Sexual dimorphism is seen in many species, with distinct male
and female zooids interspersed with autozooids, and most brood
chambers, or ovicells, consist of single or multiple polymorphic
units. Avicularia and vibracula are highly modified polymorphs in
which the zooid operculum forms a mandible or seta; these serve
defensive functions, repelling micropredators and discouraging
settlement of invertebrate larvae, and dispersing silt and debris.

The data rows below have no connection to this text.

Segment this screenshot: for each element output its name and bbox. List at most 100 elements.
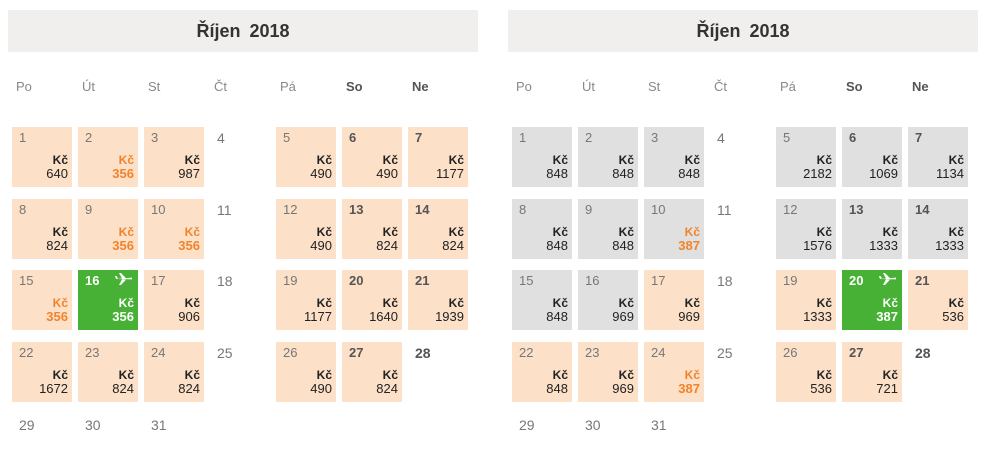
day-cell[interactable]: 20 Kč 1640: [342, 270, 402, 330]
day-number: 9: [85, 202, 93, 217]
price-label: 824: [442, 238, 464, 253]
day-cell[interactable]: 9 Kč 356: [78, 199, 138, 259]
day-cell[interactable]: 5 Kč 2182: [776, 127, 836, 187]
day-cell[interactable]: 10 Kč 387: [644, 199, 704, 259]
price-label: 1640: [369, 309, 398, 324]
currency-label: Kč: [618, 225, 634, 239]
price-label: 969: [678, 309, 700, 324]
currency-label: Kč: [882, 153, 898, 167]
day-number: 30: [85, 417, 101, 433]
day-cell[interactable]: 9 Kč 848: [578, 199, 638, 259]
day-number: 2: [585, 130, 593, 145]
currency-label: Kč: [382, 368, 398, 382]
price-label: 848: [678, 166, 700, 181]
day-cell[interactable]: 19 Kč 1333: [776, 270, 836, 330]
day-cell[interactable]: 22 Kč 1672: [12, 342, 72, 402]
day-number: 7: [415, 130, 423, 145]
day-number: 24: [151, 345, 166, 360]
day-cell[interactable]: 15 Kč 356: [12, 270, 72, 330]
price-label: 1939: [435, 309, 464, 324]
weekday-label: Pá: [780, 79, 796, 94]
day-cell[interactable]: 5 Kč 490: [276, 127, 336, 187]
day-cell[interactable]: 27 Kč 721: [842, 342, 902, 402]
day-number: 17: [651, 273, 666, 288]
day-cell[interactable]: 6 Kč 490: [342, 127, 402, 187]
currency-label: Kč: [382, 153, 398, 167]
day-cell[interactable]: 2 Kč 848: [578, 127, 638, 187]
day-cell[interactable]: 16 Kč 969: [578, 270, 638, 330]
day-cell-selected[interactable]: 20 Kč 387: [842, 270, 902, 330]
day-cell: 31: [144, 414, 204, 474]
day-cell[interactable]: 2 Kč 356: [78, 127, 138, 187]
price-label: 2182: [803, 166, 832, 181]
day-number: 8: [519, 202, 527, 217]
day-number: 15: [19, 273, 34, 288]
day-cell[interactable]: 3 Kč 848: [644, 127, 704, 187]
day-number: 10: [151, 202, 166, 217]
currency-label: Kč: [816, 368, 832, 382]
day-number: 1: [519, 130, 527, 145]
day-cell[interactable]: 24 Kč 824: [144, 342, 204, 402]
day-cell-selected[interactable]: 16 Kč 356: [78, 270, 138, 330]
weekday-label: Čt: [714, 79, 727, 94]
price-label: 1177: [304, 309, 332, 324]
price-label: 356: [112, 309, 134, 324]
day-cell[interactable]: 12 Kč 1576: [776, 199, 836, 259]
day-cell[interactable]: 17 Kč 969: [644, 270, 704, 330]
weekday-label: So: [346, 79, 363, 94]
day-cell[interactable]: 23 Kč 824: [78, 342, 138, 402]
day-number: 13: [349, 202, 364, 217]
day-cell[interactable]: 27 Kč 824: [342, 342, 402, 402]
day-cell[interactable]: 6 Kč 1069: [842, 127, 902, 187]
day-cell[interactable]: 1 Kč 640: [12, 127, 72, 187]
day-cell[interactable]: 21 Kč 536: [908, 270, 968, 330]
day-number: 19: [783, 273, 798, 288]
day-cell[interactable]: 24 Kč 387: [644, 342, 704, 402]
day-number: 14: [415, 202, 430, 217]
day-cell[interactable]: 14 Kč 824: [408, 199, 468, 259]
day-cell[interactable]: 13 Kč 824: [342, 199, 402, 259]
day-cell[interactable]: 12 Kč 490: [276, 199, 336, 259]
currency-label: Kč: [882, 225, 898, 239]
day-cell[interactable]: 26 Kč 536: [776, 342, 836, 402]
day-cell[interactable]: 19 Kč 1177: [276, 270, 336, 330]
price-label: 987: [178, 166, 200, 181]
day-cell: 11: [210, 199, 270, 259]
day-cell: 30: [578, 414, 638, 474]
weekday-label: Po: [516, 79, 532, 94]
day-cell[interactable]: 15 Kč 848: [512, 270, 572, 330]
day-cell[interactable]: 21 Kč 1939: [408, 270, 468, 330]
day-cell[interactable]: 1 Kč 848: [512, 127, 572, 187]
currency-label: Kč: [684, 153, 700, 167]
day-cell[interactable]: 26 Kč 490: [276, 342, 336, 402]
price-label: 848: [546, 166, 568, 181]
day-number: 7: [915, 130, 923, 145]
price-label: 387: [876, 309, 898, 324]
currency-label: Kč: [448, 225, 464, 239]
price-label: 848: [612, 238, 634, 253]
price-label: 721: [876, 381, 898, 396]
day-number: 28: [915, 345, 931, 361]
weekday-label: Ne: [912, 79, 929, 94]
day-cell[interactable]: 7 Kč 1134: [908, 127, 968, 187]
price-label: 536: [810, 381, 832, 396]
day-cell[interactable]: 8 Kč 848: [512, 199, 572, 259]
day-number: 4: [217, 130, 225, 146]
day-cell[interactable]: 22 Kč 848: [512, 342, 572, 402]
day-cell[interactable]: 14 Kč 1333: [908, 199, 968, 259]
day-cell[interactable]: 8 Kč 824: [12, 199, 72, 259]
day-cell[interactable]: 23 Kč 969: [578, 342, 638, 402]
day-cell[interactable]: 3 Kč 987: [144, 127, 204, 187]
price-label: 1333: [869, 238, 898, 253]
day-number: 31: [151, 417, 167, 433]
currency-label: Kč: [816, 296, 832, 310]
day-cell[interactable]: 13 Kč 1333: [842, 199, 902, 259]
day-cell: 4: [710, 127, 770, 187]
day-cell: 18: [210, 270, 270, 330]
price-label: 1177: [436, 166, 464, 181]
day-cell[interactable]: 7 Kč 1177: [408, 127, 468, 187]
day-cell[interactable]: 17 Kč 906: [144, 270, 204, 330]
day-cell[interactable]: 10 Kč 356: [144, 199, 204, 259]
day-number: 12: [283, 202, 298, 217]
price-label: 387: [678, 238, 700, 253]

Class Phylactolaemata comprise most freshwater ectoprocts, such
as Plumatella (Figure E) and Pectinatella magnifica (Figure F) are
uncalcified. In many species the lophophore is U-shaped, but no
species displays polymorphism. Colony form is limited in this
class, from simple repeat, branching chains to spongy or gelatinous
mounds; most are sessile, but a Cristatella colony can creep
with its muscular shared foot. Phylactolaemates produce asexual
buds called statoblasts, that develop in summer on the funiculus
as balls of cells enclosed within paired chitinous valves, usually
disk shaped and often with a marginal float and hooked spines. In
the fall, statoblasts are released as the colony disintegrates and may
be dispersed by wind and water or attached to the breasts (perhaps
feet) of waterfowl. Statoblasts survive desiccation and winter
cold, and in spring, the valves open and a new zooid grows from
the enclosed cells to found a new colony. Statoblasts are unique to
phylactolaemates; formation of this resting overwintering stage is
ecologically comparable to tardigrade (A-27) resting eggs, rotifer
(A-14) resting eggs, and freshwater sponge gemmules (A-3).